A friend was in Chicago on a business trip these past few days, so we made plans to meet up last Saturday and walked around Lincoln Park Zoo together.

We started at the outdoor lion area, but there wasn’t a single lion in sight. After wandering around for a while and circling back, we realized you could also view the lions from indoors, watching them through a glass window.

We walked into the indoor viewing area, turned a corner, and there they were: a male and a female lion. We got lucky and ended up in the front row, with only a pane of glass between us and the lions. As the crowd slowly gathered behind us, the two of them sauntered leisurely down from the fake rock formation. Then the king of beasts opened his jaws, baring his fangs with a fierce look, and the whole crowd gasped in awe.
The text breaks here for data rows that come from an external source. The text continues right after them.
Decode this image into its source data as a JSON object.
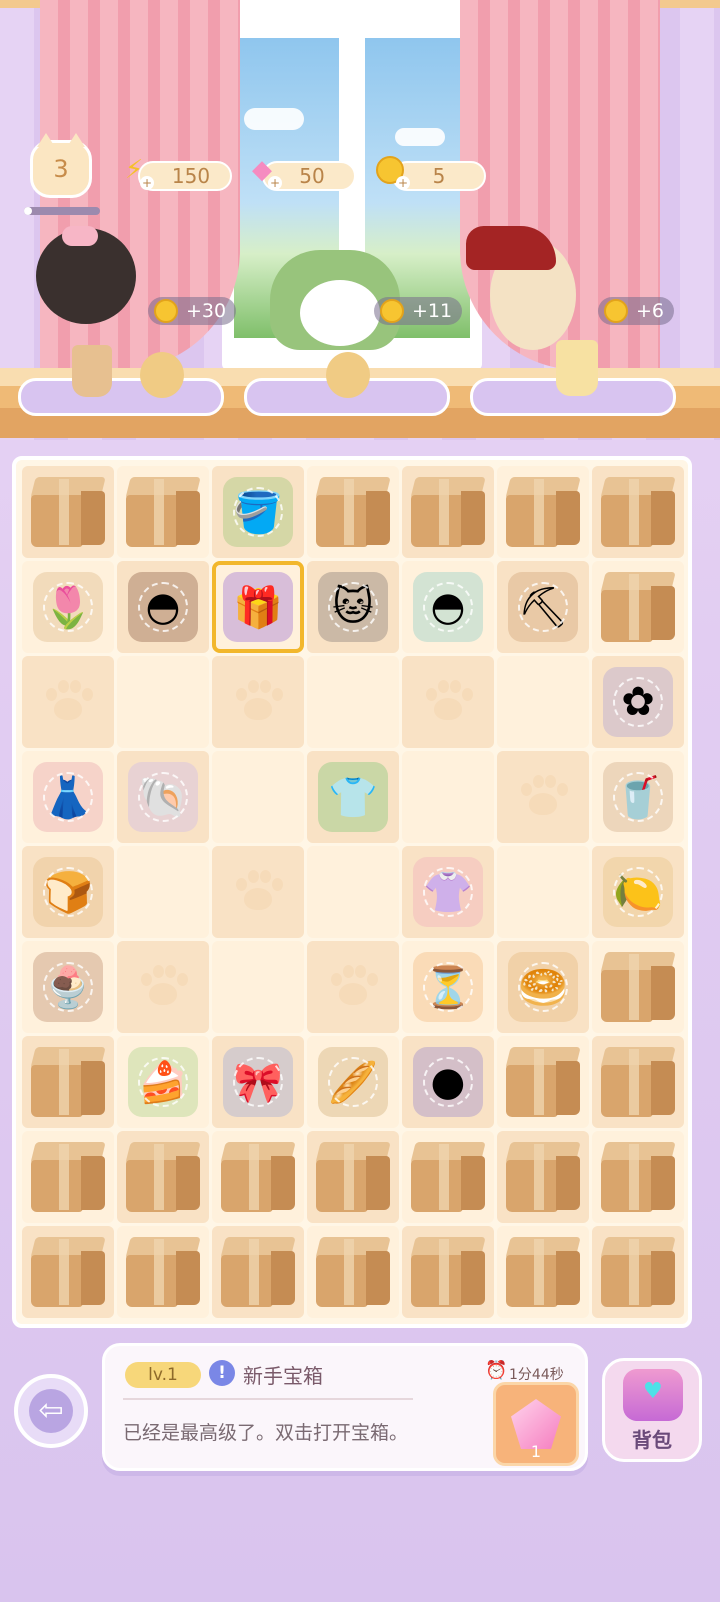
{
  "hud": {
    "level": "3",
    "xp_fraction": 0.1,
    "energy": "150",
    "gems": "50",
    "coins": "5"
  },
  "customers": [
    {
      "reward": "+30"
    },
    {
      "reward": "+11"
    },
    {
      "reward": "+6"
    }
  ],
  "board": {
    "rows": [
      [
        "box",
        "box",
        "watering-can",
        "box",
        "box",
        "box",
        "box"
      ],
      [
        "tulip",
        "bowl",
        "gift",
        "cat-plush",
        "teal-bowl",
        "shovel",
        "box"
      ],
      [
        "paw",
        "empty",
        "paw",
        "empty",
        "paw",
        "empty",
        "lavender"
      ],
      [
        "dress",
        "pearl-shell",
        "empty",
        "sweater",
        "empty",
        "paw",
        "iced-drink"
      ],
      [
        "cat-bread",
        "empty",
        "paw",
        "empty",
        "pink-clothes",
        "empty",
        "lemon-drink"
      ],
      [
        "parfait",
        "paw",
        "empty",
        "paw",
        "hourglass",
        "cream-bun",
        "box"
      ],
      [
        "box",
        "cake",
        "ribbon",
        "bread-loaf",
        "purple-cushion",
        "box",
        "box"
      ],
      [
        "box",
        "box",
        "box",
        "box",
        "box",
        "box",
        "box"
      ],
      [
        "box",
        "box",
        "box",
        "box",
        "box",
        "box",
        "box"
      ]
    ]
  },
  "info_panel": {
    "level_tag": "lv.1",
    "item_name": "新手宝箱",
    "description": "已经是最高级了。双击打开宝箱。",
    "timer": "1分44秒",
    "gem_cost": "1"
  },
  "bag_label": "背包"
}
I can’t remember if this was actually my first time seeing a lion, but it was definitely the closest I’ve ever been to one: his thick paws padding against the ground, his mane looking coarse and wonderfully full, his mouth opening to reveal sharp teeth, utterly majestic, and honestly kind of terrifying. I found myself with newfound respect for Daniel, who was thrown into the lions’ den. He wasn’t eaten, sure, but how did he not get scared to death?1

He circled around a few more times right in front of us, then suddenly stopped and lifted a leg. Shrieks and laughter erupted behind us at the same moment: yes, he was peeing, and aiming straight at the glass. If it hadn’t been for that pane of glass, I was standing close enough in the front row to have gotten sprayed head to toe (This moment, however precious, I let go unfilmed).
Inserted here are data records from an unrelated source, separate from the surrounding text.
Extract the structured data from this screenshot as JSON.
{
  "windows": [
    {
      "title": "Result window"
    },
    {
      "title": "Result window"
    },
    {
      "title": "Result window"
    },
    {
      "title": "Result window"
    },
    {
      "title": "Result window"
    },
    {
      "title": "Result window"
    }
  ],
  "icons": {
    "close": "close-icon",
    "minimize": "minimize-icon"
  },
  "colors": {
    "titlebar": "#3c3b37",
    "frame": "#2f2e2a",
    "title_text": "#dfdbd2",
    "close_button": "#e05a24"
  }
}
After the male lion finished his business, the female behind him walked down from the rock formation toward the dripping-wet glass. At the last critical second… she just sniffed it and walked away. Thank goodness she didn’t lick it, or the crowd behind me might have actually rioted.

My previous impression of lions came entirely from movies and cartoons: a mighty image I understood only in the abstract, without it ever feeling real. Actually visiting the zoo and seeing a real lion baring its teeth and claws right in front of me made me genuinely feel his presence and majesty, and I noticed goosebumps rising on my arms. That’s a reaction I could never have gotten just from understanding the concept of “lion” in my head.

Are there other things like this, things we know about only as concepts, but have never actually experienced? Maybe we all need to take an actual trip to the zoo sometime, and go see a real big kitty.